Overall, the enormous diversity of optical-fibre sensors has been enlarged with the introduction of new capabilities for sensing. For example, besides using metal coatings or NPs to exploit SPR and SERS effects, they have been combined with other structures (e.g., FBG or tilted FBG) to provide further flexibility and opportunities in the biomedical field. On the other hand, biosensors have strong potential for the diagnosis/identification of biomarkers for cancer, and optical-fibre flow cytometers have been remarkably attempted. Thus, biosensors show a pathway towards achieving a better detection limit for many biochemical parameters and targets. However, just a few examples can be found for in vivo applications. Hence, a higher number of studies and an increase in the statistics are needed to test these sensors.
In general, multiparameter-sensing platforms are pursued, including lab-on-fibre devices. In this regard, several multiparameter optical-fibre sensors have been demonstrated with potential for biomedical applications.
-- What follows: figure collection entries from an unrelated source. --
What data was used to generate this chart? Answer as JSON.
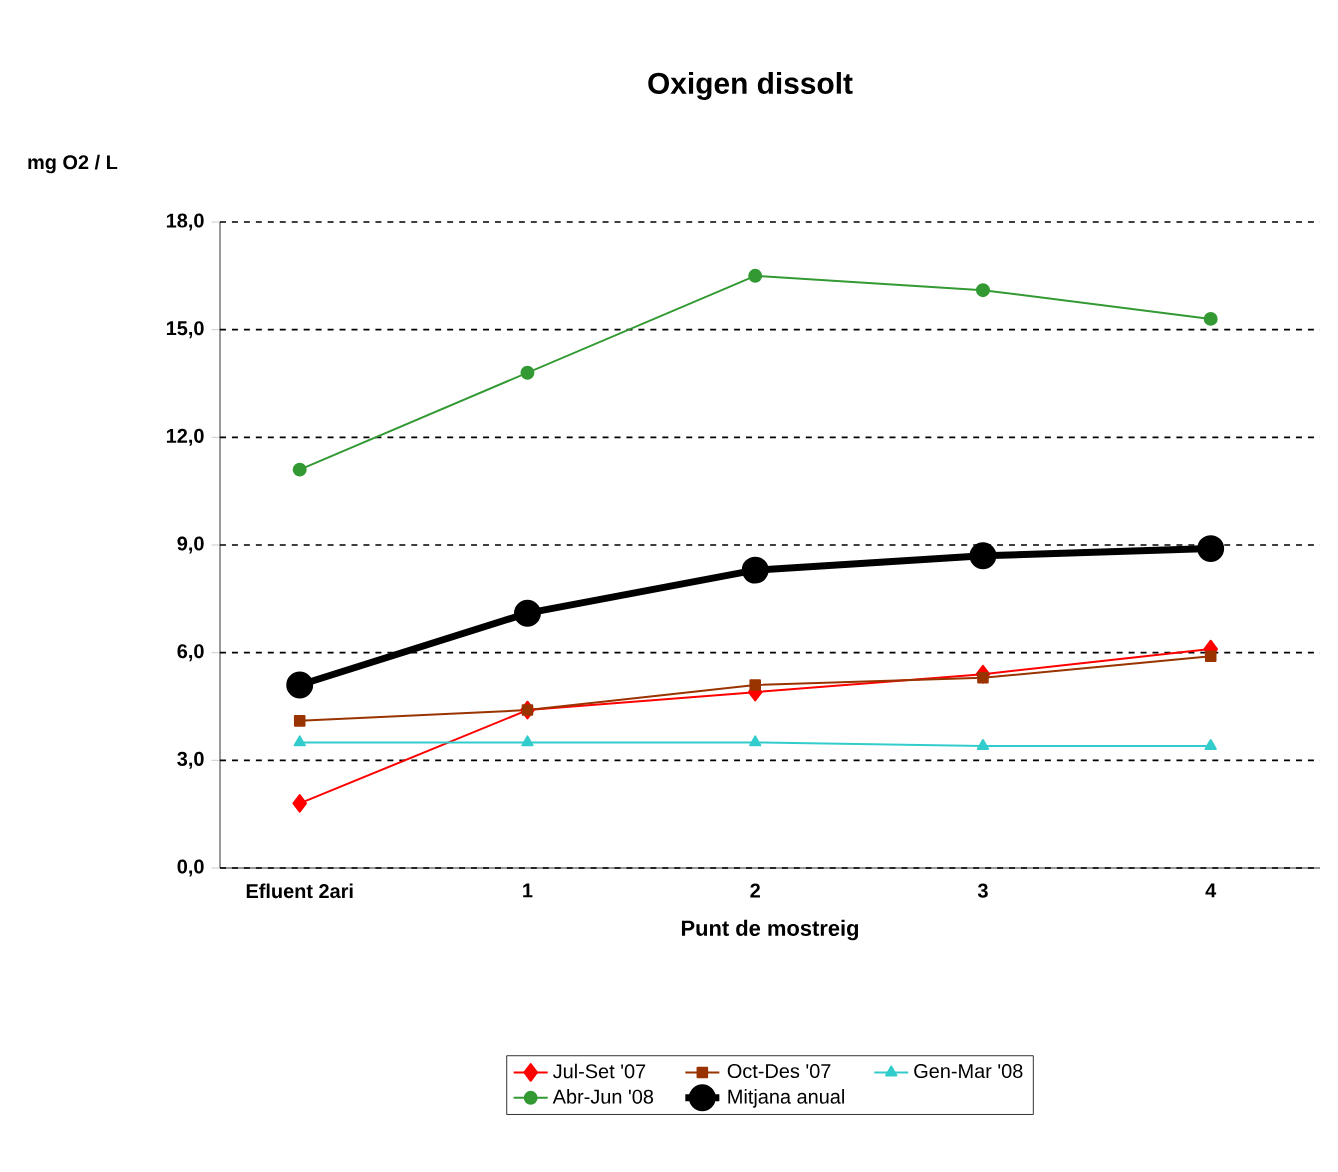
{
  "chart_data": {
    "type": "line",
    "title": "Oxigen dissolt",
    "xlabel": "Punt de mostreig",
    "ylabel": "mg O2 / L",
    "categories": [
      "Efluent 2ari",
      "1",
      "2",
      "3",
      "4"
    ],
    "series": [
      {
        "name": "Jul-Set '07",
        "color": "#ff0000",
        "marker": "diamond",
        "values": [
          1.8,
          4.4,
          4.9,
          5.4,
          6.1
        ]
      },
      {
        "name": "Oct-Des '07",
        "color": "#993300",
        "marker": "square",
        "values": [
          4.1,
          4.4,
          5.1,
          5.3,
          5.9
        ]
      },
      {
        "name": "Gen-Mar '08",
        "color": "#33cccc",
        "marker": "triangle",
        "values": [
          3.5,
          3.5,
          3.5,
          3.4,
          3.4
        ]
      },
      {
        "name": "Abr-Jun '08",
        "color": "#339933",
        "marker": "circle",
        "values": [
          11.1,
          13.8,
          16.5,
          16.1,
          15.3
        ]
      },
      {
        "name": "Mitjana anual",
        "color": "#000000",
        "marker": "circle",
        "values": [
          5.1,
          7.1,
          8.3,
          8.7,
          8.9
        ]
      }
    ],
    "ylim": [
      0,
      18
    ],
    "yticks": [
      {
        "value": 0,
        "label": "0,0"
      },
      {
        "value": 3,
        "label": "3,0"
      },
      {
        "value": 6,
        "label": "6,0"
      },
      {
        "value": 9,
        "label": "9,0"
      },
      {
        "value": 12,
        "label": "12,0"
      },
      {
        "value": 15,
        "label": "15,0"
      },
      {
        "value": 18,
        "label": "18,0"
      }
    ],
    "grid": "y",
    "legend": "bottom",
    "line_style": "solid"
  }
}
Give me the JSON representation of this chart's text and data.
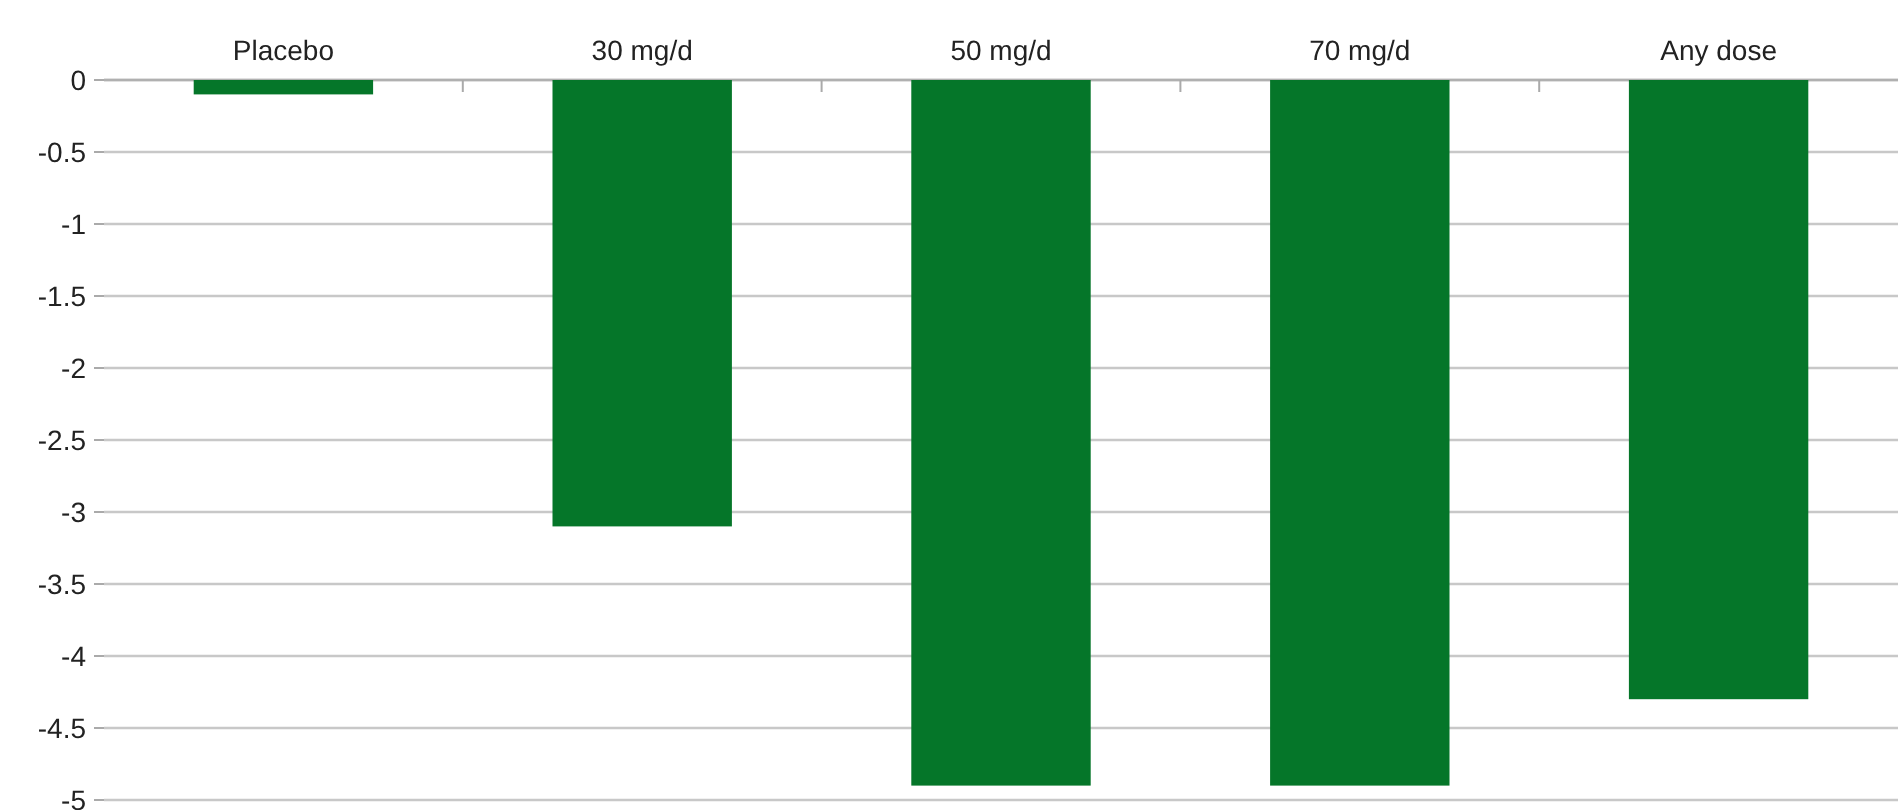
{
  "chart_data": {
    "type": "bar",
    "categories": [
      "Placebo",
      "30 mg/d",
      "50 mg/d",
      "70 mg/d",
      "Any dose"
    ],
    "values": [
      -0.1,
      -3.1,
      -4.9,
      -4.9,
      -4.3
    ],
    "color": "#057629",
    "ylim": [
      -5,
      0
    ],
    "yticks": [
      0,
      -0.5,
      -1,
      -1.5,
      -2,
      -2.5,
      -3,
      -3.5,
      -4,
      -4.5,
      -5
    ],
    "grid": "y"
  }
}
Moreover, a couple of recent examples towards lab-on-fibre devices have been reported. It is a promising approach since it could allow a better understanding of biophysical processes by simultaneously measuring several parameters in real time. Upon these demonstrations, it can be expected that multiparameter sensing in a single fibre, and the implementation of multiple sensors and multiplexing techniques into a single device, could potentially reduce the cost of the systems.